Autorinnen im Porträt: Die bittersüßen Geschichten der Nino Haratischwili


Der Literaturpodcast „Autorinnen im Porträt“ rückt in jeder Episode eine Schriftstellerin in den FokusDabei schauen wir auf das Leben der Autorin und auf ihr Werk. Wer wir sind? Mariann Gáborfi und Sarah Teicher aus Leipzig. Wir sind auch Redakteurinnen bei Booknerds.de und haben deshalb beschlossen, zu dem im März 2022 gegründeten Podcast eine begleitende Kolumne zu schreiben. (Alle Folgen der Kolumne im Überblick.)

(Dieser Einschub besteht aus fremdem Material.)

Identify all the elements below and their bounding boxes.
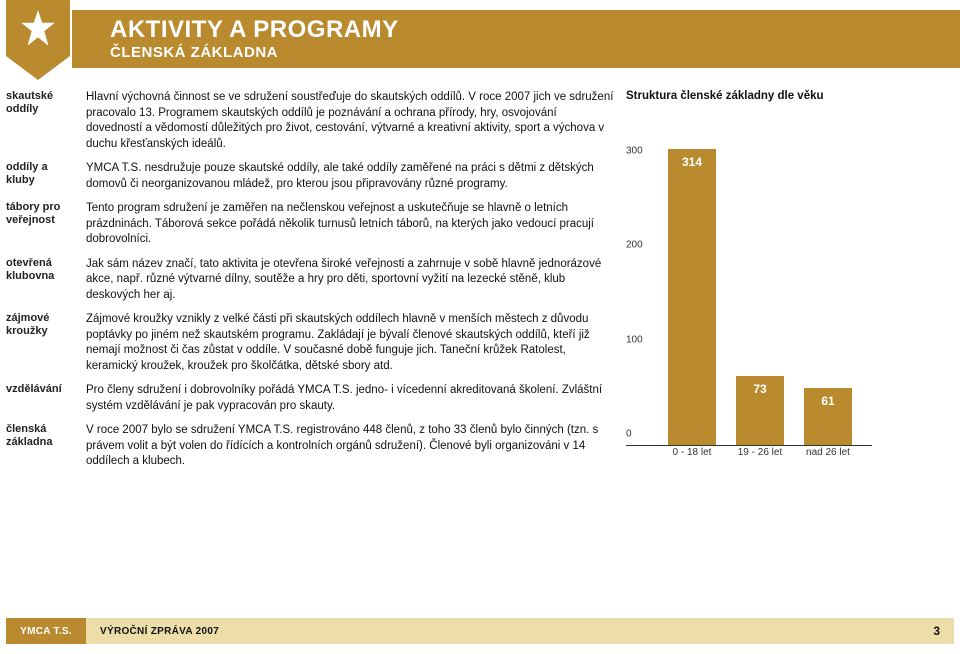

Nino Haratischwili wurde 1983 in Tiflis, Georgien, geboren und lebt seit Anfang der Zweitausenderjahre in Deutschland. Als Theaterregisseurin wie auch als Schriftstellerin schreckt sie in ihren Werken nicht davor zurück, die brutale Realität des Krieges, der politischen Unterdrückung sowie die persönlichen Tragödien ihrer Figuren zu schildern. Doch bei all dem Dunkel blitzt bei ihr immer wieder ein Funken Hoffnung auf, zum Beispiel in Form von bittersüßer Schokolade. Sie erzählt in ihren Werken mit einer eindringlichen Art, die ihr Publikum sowie ihre Lesenden immer wieder innehalten lässt.

In Deutschland hat Nino Haratischwili nicht nur als Autorin, sondern auch als Theaterregisseurin große Bekanntheit erlangt. Sie hat zahlreiche Stücke inszeniert, die sich mit ihrer georgischen Herkunft befassen. Wie auch in ihren Romanen nutzt Haratischwili das Theater, um Geschichten zu erzählen, in denen sie sich intensiv und atmosphärisch mit ihrem kulturellen Erbe auseinandersetzt. Das kommt vor allem durch die Darstellung ihrer Figuren zum Tragen, die sich meist durch sehr eindringliche und komplexe Beziehungen zueinander auszeichnen.

Das achte Leben für Brilka – ein internationaler Durchbruch

Ihr 1300-Seiten-Werk „Das achte Leben (Für Brilka)“, über das wir in der aktuellen Folge von „Autorinnen im Porträt“ sprechen, wurde in 25 Sprachen übersetzt und mehrfach preisgekrönt, u. a. 2018 mit dem Bertolt-Brecht-Preis, der zugleich Haratischwilis Bühnenwerk auszeichnete.

Hört hier die Folge zu Nino Haratischwili im Porträt

Die Regisseurin Jette Steckel, die mit Haratischwili zusammen in Hamburg studierte, inszenierte 2017 eine fast fünfstündige Bühnenversion von „Das achte Leben“.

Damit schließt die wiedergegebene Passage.